Männer, die sich kümmern
Und dass die Frauen im Film im Hintergrund bleiben, die Mutter oder die Schwester nur mal am Telefon zu sehen oder zu hören sind? Das habe sich so ergeben und sei auch nicht unbedingt repräsentativ, sagt Dino Brandão. «In der Phase vor dem Film, im Sommer 2022, waren sie es, die sich um mich gekümmert haben: meine Mutter, meine Freundin und meine Schwester.» Später dann seien es in erster Linie sein Vater und sein Freund Moris gewesen, weshalb die beiden im Film am meisten Raum einnehmen. (Michael Karrer, der Editor des Films, war der Dritte im Bund; ein dreiköpfiges Care-Team, das Brandão sein «Triangle of Sadness» genannt habe.)
Und das ist jetzt das andere grosse Verdienst dieses Films, neben seinem Umgang mit der Krankheit, der offenherzig ist, aber nie voyeuristisch, in den traurigen Momenten nicht und auch nicht in den lustigen, die es genauso gibt. Denn das sieht man immer noch sehr selten im Kino: Der Film zeigt Männer, die sich kümmern, die füreinander sorgen. Und die miteinander darüber reden, wie es ihnen geht. Auch dann, gerade dann, wenn die Gefühle kompliziert sind statt einfach.
«I Love You, I Leave You». Regie: Moris Freiburghaus. Schweiz 2025. Jetzt im Kino.
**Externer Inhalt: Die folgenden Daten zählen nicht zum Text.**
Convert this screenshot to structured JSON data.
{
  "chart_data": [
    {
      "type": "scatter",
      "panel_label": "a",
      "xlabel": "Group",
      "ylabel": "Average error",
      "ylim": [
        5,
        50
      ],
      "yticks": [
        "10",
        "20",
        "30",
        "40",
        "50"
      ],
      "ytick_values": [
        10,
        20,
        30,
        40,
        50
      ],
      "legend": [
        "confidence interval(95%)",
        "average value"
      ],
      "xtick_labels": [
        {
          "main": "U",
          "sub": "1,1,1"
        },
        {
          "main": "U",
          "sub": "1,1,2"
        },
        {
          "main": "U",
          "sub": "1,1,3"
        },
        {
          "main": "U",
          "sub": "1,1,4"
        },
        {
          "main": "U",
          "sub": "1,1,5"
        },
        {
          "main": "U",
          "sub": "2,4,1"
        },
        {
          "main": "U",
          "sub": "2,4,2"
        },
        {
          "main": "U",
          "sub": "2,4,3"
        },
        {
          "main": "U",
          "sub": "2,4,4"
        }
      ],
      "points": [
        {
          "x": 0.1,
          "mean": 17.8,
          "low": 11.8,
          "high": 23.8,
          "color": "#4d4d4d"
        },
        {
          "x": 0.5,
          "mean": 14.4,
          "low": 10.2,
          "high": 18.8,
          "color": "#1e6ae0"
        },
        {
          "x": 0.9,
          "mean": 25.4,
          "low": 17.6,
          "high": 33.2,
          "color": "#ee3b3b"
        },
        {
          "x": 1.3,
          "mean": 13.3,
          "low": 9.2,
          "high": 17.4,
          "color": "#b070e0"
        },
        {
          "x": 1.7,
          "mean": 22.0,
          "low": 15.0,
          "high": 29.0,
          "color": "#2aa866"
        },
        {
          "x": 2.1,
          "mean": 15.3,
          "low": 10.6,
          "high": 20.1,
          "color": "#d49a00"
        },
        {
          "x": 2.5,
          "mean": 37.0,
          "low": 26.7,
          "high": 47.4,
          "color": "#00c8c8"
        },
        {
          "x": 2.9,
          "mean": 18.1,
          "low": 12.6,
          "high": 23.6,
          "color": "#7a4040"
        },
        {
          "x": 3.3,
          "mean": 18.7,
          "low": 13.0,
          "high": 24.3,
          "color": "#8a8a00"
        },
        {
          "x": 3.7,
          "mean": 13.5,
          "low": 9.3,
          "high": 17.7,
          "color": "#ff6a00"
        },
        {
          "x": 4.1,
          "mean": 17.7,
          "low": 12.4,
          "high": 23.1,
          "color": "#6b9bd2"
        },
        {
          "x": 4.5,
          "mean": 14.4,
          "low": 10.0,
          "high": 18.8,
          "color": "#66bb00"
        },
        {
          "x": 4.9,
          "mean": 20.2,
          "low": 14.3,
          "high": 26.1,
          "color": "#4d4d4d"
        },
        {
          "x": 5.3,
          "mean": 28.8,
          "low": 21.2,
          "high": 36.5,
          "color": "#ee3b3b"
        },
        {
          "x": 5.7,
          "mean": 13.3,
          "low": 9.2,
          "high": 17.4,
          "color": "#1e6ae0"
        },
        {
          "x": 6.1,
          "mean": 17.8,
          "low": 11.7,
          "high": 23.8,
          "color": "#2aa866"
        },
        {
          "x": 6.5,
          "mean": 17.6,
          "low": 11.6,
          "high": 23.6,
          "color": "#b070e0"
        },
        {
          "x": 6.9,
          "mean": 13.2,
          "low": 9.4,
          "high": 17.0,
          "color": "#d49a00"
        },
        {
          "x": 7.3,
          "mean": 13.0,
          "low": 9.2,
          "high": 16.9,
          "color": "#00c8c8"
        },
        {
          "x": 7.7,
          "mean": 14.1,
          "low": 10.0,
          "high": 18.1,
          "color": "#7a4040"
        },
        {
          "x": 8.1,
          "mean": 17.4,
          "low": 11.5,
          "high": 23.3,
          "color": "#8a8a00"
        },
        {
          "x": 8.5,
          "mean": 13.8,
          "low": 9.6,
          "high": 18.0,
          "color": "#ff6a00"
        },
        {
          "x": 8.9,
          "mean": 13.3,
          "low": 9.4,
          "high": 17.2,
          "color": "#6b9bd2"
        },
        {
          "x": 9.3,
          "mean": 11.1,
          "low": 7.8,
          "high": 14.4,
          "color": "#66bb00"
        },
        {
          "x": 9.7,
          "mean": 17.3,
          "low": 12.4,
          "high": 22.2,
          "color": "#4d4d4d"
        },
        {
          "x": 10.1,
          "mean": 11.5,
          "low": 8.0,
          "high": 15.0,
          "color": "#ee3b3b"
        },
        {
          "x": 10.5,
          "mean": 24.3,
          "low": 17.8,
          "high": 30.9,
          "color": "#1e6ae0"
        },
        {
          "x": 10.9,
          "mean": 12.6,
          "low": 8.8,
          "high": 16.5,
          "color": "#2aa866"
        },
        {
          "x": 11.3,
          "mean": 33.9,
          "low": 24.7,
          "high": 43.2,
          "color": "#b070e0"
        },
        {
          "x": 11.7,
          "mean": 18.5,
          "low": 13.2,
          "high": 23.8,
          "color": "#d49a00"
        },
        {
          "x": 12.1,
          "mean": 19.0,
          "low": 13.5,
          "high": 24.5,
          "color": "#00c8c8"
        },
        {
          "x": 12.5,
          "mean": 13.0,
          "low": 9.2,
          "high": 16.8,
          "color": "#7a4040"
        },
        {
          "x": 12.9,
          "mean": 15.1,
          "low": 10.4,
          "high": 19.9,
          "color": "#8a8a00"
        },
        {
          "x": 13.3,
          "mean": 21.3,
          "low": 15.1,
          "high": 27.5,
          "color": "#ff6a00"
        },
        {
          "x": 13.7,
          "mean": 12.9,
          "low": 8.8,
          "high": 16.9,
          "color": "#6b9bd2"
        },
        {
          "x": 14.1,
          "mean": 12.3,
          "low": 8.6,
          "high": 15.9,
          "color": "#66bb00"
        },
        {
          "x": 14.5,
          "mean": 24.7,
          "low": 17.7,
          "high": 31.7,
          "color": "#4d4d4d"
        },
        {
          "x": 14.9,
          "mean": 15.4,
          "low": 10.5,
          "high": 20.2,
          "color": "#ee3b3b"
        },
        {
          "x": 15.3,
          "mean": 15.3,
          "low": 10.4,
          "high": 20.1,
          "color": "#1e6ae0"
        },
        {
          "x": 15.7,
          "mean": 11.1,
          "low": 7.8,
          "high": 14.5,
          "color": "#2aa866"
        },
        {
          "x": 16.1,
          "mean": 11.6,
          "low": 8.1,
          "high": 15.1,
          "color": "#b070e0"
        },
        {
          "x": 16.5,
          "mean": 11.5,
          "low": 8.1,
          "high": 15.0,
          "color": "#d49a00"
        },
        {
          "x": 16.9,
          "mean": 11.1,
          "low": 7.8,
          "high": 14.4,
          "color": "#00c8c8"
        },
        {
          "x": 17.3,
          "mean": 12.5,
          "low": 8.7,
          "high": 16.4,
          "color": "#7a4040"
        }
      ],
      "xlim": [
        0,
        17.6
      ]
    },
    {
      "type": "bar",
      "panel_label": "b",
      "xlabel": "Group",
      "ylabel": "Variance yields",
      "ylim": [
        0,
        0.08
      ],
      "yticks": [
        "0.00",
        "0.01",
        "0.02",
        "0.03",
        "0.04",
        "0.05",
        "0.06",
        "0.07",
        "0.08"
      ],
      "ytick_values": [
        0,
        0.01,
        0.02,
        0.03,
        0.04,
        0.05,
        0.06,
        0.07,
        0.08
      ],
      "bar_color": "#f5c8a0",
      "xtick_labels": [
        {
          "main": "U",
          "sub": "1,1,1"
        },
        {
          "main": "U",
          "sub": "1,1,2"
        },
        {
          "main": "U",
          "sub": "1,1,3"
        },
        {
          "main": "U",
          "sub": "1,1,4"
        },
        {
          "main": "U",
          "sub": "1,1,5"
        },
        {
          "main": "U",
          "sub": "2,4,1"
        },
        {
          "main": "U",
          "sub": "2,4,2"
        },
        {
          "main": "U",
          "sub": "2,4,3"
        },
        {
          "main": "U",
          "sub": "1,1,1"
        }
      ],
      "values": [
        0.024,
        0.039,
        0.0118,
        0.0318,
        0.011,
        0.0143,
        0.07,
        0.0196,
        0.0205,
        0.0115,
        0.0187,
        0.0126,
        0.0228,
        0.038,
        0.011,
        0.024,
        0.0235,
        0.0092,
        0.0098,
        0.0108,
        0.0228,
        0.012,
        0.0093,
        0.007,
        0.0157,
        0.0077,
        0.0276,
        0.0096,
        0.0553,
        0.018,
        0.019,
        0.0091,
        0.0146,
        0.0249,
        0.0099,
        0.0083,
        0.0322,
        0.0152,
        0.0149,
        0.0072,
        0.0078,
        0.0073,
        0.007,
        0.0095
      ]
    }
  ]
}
Dino Brandãos Album zum Film erscheint am 7. November bei Two Gentlemen. Konzerte in: Fribourg, Kino Korso, Do, 13. November 2025; Zürich, Helsinki, Di/Mi, 25./26. November.
«Bilder im Kopf» im Rahmen von «Let’s Doc!» in: Luzern, Südpol, Do, 6. November 2025; Zürich, Helferei, Fr, 7. November 2025; Luzern, Salon Himmelblau, Do, 13. November 2025. Spielzeiten siehe www.letsdoc.ch.